A idéia pode vir em sequência daquela que já foi soprada em alguns círculos do poder, tímida, mas perigosamente: a de que, face à heterogeneidade do complexo universitário brasileiro, e sendo a pesquisa uma atividade cara, o melhor seria distribuí-lo desde logo em universidades que ensinam e pesquisam (poucas, como se sabe) e universidades que se dedicariam exclusivamente ao ensino (a maioria), desobrigadas estas, em definitivo, de qualquer esforço científico ou tecnológico.
Mesmo que se tome a primeira idéia por absurda, e a segunda, por mera carta de intenção, o assunto é grave o bastante para que se coloque no papel o significado disso. Em primeiro lugar, erram os que imaginam que a destinação prioritária da ciência e da tecnologia seja o sistema de produção de bens e serviços, importadores naturais de pacotes tecnológicos.
Embora essa vinculação seja desejável e mesmo, em muitos casos, indispensável, o primeiro compromisso da pesquisa universitária é com a geração de conhecimento novo e com a transmissão desse conhecimento às salas de aula, o que só é possível com a detenção de saber próprio e a qualificação científica progressiva de seus professores.
Este é, naturalmente, o fator que marca a diferença qualitativa entre as universidades que pesquisam e as que não o fazem. Enquanto as primeiras têm sempre a possibilidade de alargar as fronteiras do conhecimento estatuído -não raro atraindo os próprios alunos para o interior dos laboratórios-, as demais contentam-se com transmitir o conhecimento bibliográfico consagrado, que, como se sabe, anda atrasado de uns bons anos em relação ao conhecimento corrente.
Não por acaso é sobre a pesquisa que se estrutura todo o sistema de pós-graduação. No Brasil, sua fecundidade pode ser demonstrada pela expansão do número de teses produzidas. Contudo é preciso ter em conta que, das 2.000 teses de doutoramento realizadas por ano no país, não menos de 80% saem do eixo São Paulo-Rio (quando, nos EUA, apesar de sua ciclópica produção de 200 mil teses, nenhuma universidade ultrapassa o milheiro anual).

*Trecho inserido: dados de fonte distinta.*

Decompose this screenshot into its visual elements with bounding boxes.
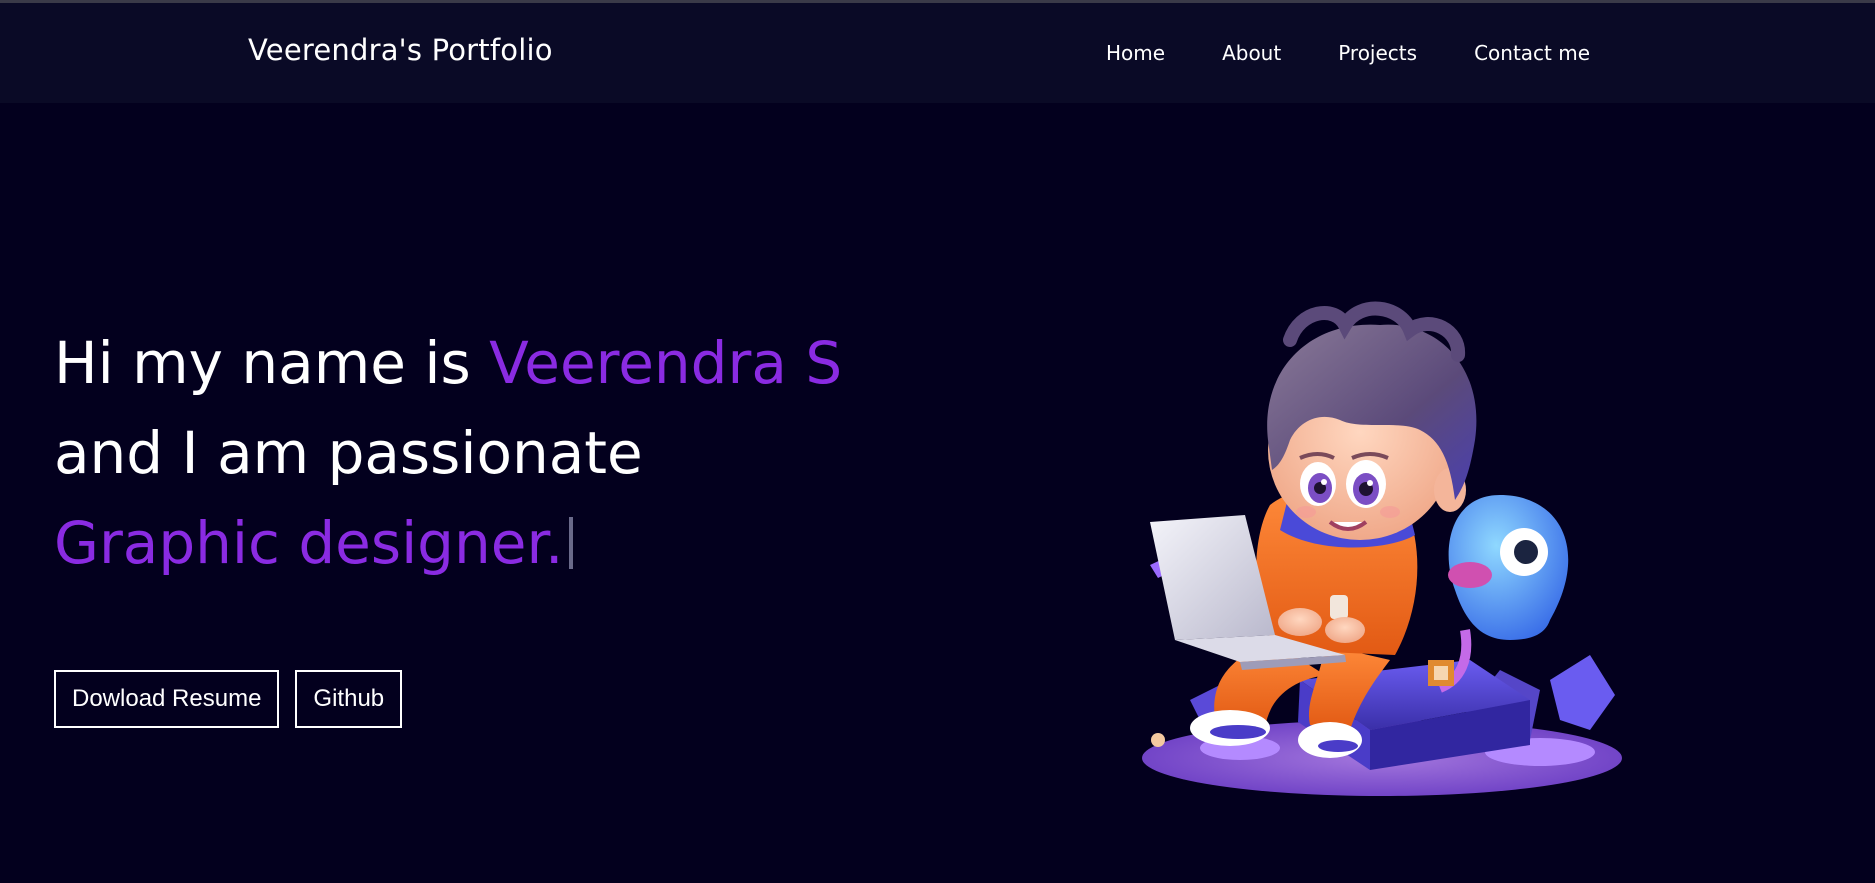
typing-cursor [569,517,574,569]
github-button[interactable]: Github [295,670,403,728]
hero-text: Hi my name is Veerendra S and I am passi… [54,318,954,588]
nav-link-about[interactable]: About [1222,41,1281,65]
nav-link-projects[interactable]: Projects [1338,41,1417,65]
nav-link-contact[interactable]: Contact me [1474,41,1590,65]
hero-buttons: Dowload Resume Github [54,670,418,728]
boy-head [1267,301,1477,540]
brand-title[interactable]: Veerendra's Portfolio [248,33,553,67]
hero-line-3: Graphic designer. [54,498,954,588]
download-resume-button[interactable]: Dowload Resume [54,670,280,728]
hero-line-1: Hi my name is Veerendra S [54,318,954,408]
nav-links: Home About Projects Contact me [1106,41,1590,65]
hero-intro: Hi my name is [54,329,490,397]
monster-figure [1428,495,1569,693]
nav-link-home[interactable]: Home [1106,41,1165,65]
hero-illustration-image [1142,301,1622,796]
navbar: Veerendra's Portfolio Home About Project… [0,3,1875,103]
hero-name: Veerendra S [489,329,843,397]
hero-line-2: and I am passionate [54,419,643,487]
hero-role: Graphic designer. [54,509,564,577]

Essa distorção se deve, sem dúvida, à inapetência da maioria de nossas instituições universitárias pelo investimento em pesquisa e, em segundo lugar, à falta de uma política de estímulo nesse sentido. Chegar ao extremo de estimular o oposto, isto é, a renúncia definitiva à tarefa -reconheçamos que espinhosa- de produzir alguma espécie de saber autônomo, seria aprofundar as desigualdades e abrir um fosso tão grande a ponto de dificultar a simples interlocução entre umas e outras.
Nada lucraria o país com isso. O objetivo -delineado, aliás, em documento recente do Conselho de Reitores das Universidades Brasileiras- é, ao contrário, perseguir a homogeneização gradativa da produção científica, o que só se fará dotando-se as instituições emergentes de capacidade para tal.
A qualificação dessas instituições é possível a partir de redes de intercâmbio efetivo, em que as universidades mais experientes e mais bem aparelhadas, num processo que permitiria nichos regionais de produção acadêmica, tutelassem o desenvolvimento de projetos temáticos de pesquisa e de programas conjuntos de pós-graduação.
É certo que isso se conseguirá somente a partir de um esforço programático de ajuda mútua e de aproximação das qualidades, não do aprofundamento das diferenças do sistema. Mas é preciso não somente esforço; é indispensável também a convicção.